RE: Concurrent access to /dev/urandom

From: David Schwartz
Date: Tue Nov 30 2004 - 13:58:17 EST



> >Even timer interrupts are incredibly unpredictable. Instructions can
> >take
> >variable times to complete, and all instructions plus some indeterminate
> >cache operations and queue flushing must occur before the CPU can
> >even begin to service an interrupt.
>
> Well, don't timer interrupts happen every 1/1000 s (unless, of
> course, cli() is
> in effect)?

Roughly. If you store the TSC on every timer interrupt, there is nobody in the world that can accurately predict what TSC value you will get. Or, to put it in more precise terms, if you log 100 such TSC values and run an MD5 on all of them together, nobody can predict with better than 50% accuracy the value of any bit of that MD5 output.

> >Also of note, there are small
> >critical
> >sections with interrupts disabled scattered all over the kernel and
> >scheduler,
> >in addition to varying memory latencies, etc. (NOTE: I am not an arch
> >expert
>
> In case you mean the RDTSC, it is of course better than the I8042, for
> random-aphy.

To mine the entropy in the unpredictability of instruction scheduling, cache effectiveness, and slew between the various oscillators in a computer, you need a timing source with the accuracy of the TSC.

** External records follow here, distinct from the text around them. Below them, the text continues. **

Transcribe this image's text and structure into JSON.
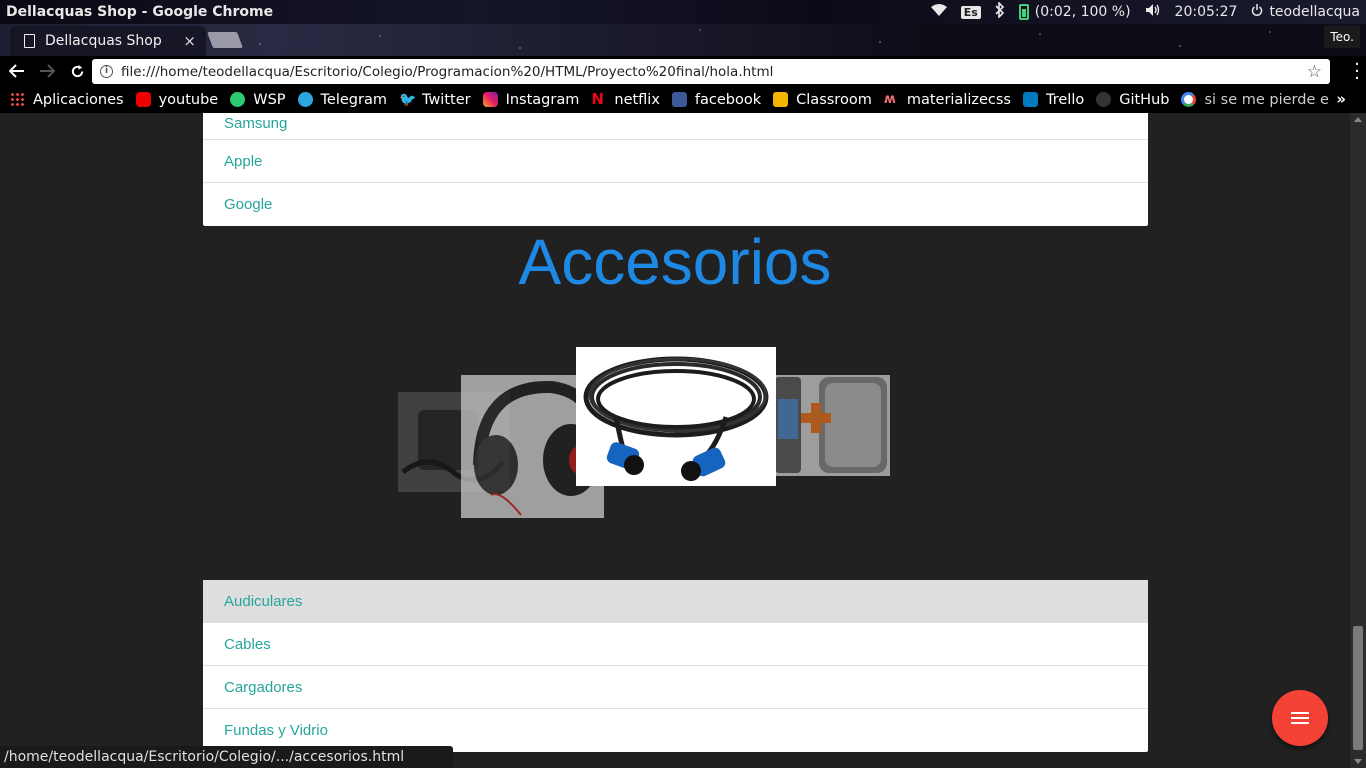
{
  "os_panel": {
    "window_title": "Dellacquas Shop - Google Chrome",
    "keyboard_layout": "Es",
    "battery_text": "(0:02, 100 %)",
    "clock": "20:05:27",
    "user": "teodellacqua"
  },
  "browser": {
    "tab_title": "Dellacquas Shop",
    "tab_close": "×",
    "profile_label": "Teo.",
    "url": "file:///home/teodellacqua/Escritorio/Colegio/Programacion%20/HTML/Proyecto%20final/hola.html",
    "status_url": "/home/teodellacqua/Escritorio/Colegio/.../accesorios.html"
  },
  "bookmarks": [
    {
      "label": "Aplicaciones",
      "icon": "apps-icon"
    },
    {
      "label": "youtube",
      "icon": "youtube-icon"
    },
    {
      "label": "WSP",
      "icon": "whatsapp-icon"
    },
    {
      "label": "Telegram",
      "icon": "telegram-icon"
    },
    {
      "label": "Twitter",
      "icon": "twitter-icon"
    },
    {
      "label": "Instagram",
      "icon": "instagram-icon"
    },
    {
      "label": "netflix",
      "icon": "netflix-icon"
    },
    {
      "label": "facebook",
      "icon": "facebook-icon"
    },
    {
      "label": "Classroom",
      "icon": "classroom-icon"
    },
    {
      "label": "materializecss",
      "icon": "materialize-icon"
    },
    {
      "label": "Trello",
      "icon": "trello-icon"
    },
    {
      "label": "GitHub",
      "icon": "github-icon"
    },
    {
      "label": "si se me pierde e",
      "icon": "google-icon"
    }
  ],
  "bookmarks_overflow": "»",
  "page": {
    "brands": [
      "Samsung",
      "Apple",
      "Google"
    ],
    "section_title": "Accesorios",
    "accessories": [
      "Audiculares",
      "Cables",
      "Cargadores",
      "Fundas y Vidrio"
    ],
    "hovered_accessory": "Audiculares"
  },
  "colors": {
    "page_bg": "#212121",
    "link": "#26a69a",
    "title": "#1e88e5",
    "fab": "#f44336"
  }
}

You can mine entropy from any two independent oscillators. However, the rate at which you can mine them varies largely upon the frequency of the slowest oscillator. This is why network cards are such good sources of entropy on Pentium machines. You have the network card's oscillator, the oscillator on the network card sending the data to you, and the TSC. All are fast and totally independent.

The timer interrupt may be generated by a clock that ultimately comes from the same source as the TSC clock. This varies from motherboard to motherboard. However, they're generally produced by a PLL that has lots of jitter and slew. So there should be some entropy in there, even without considering unpredictable cache and disk delays.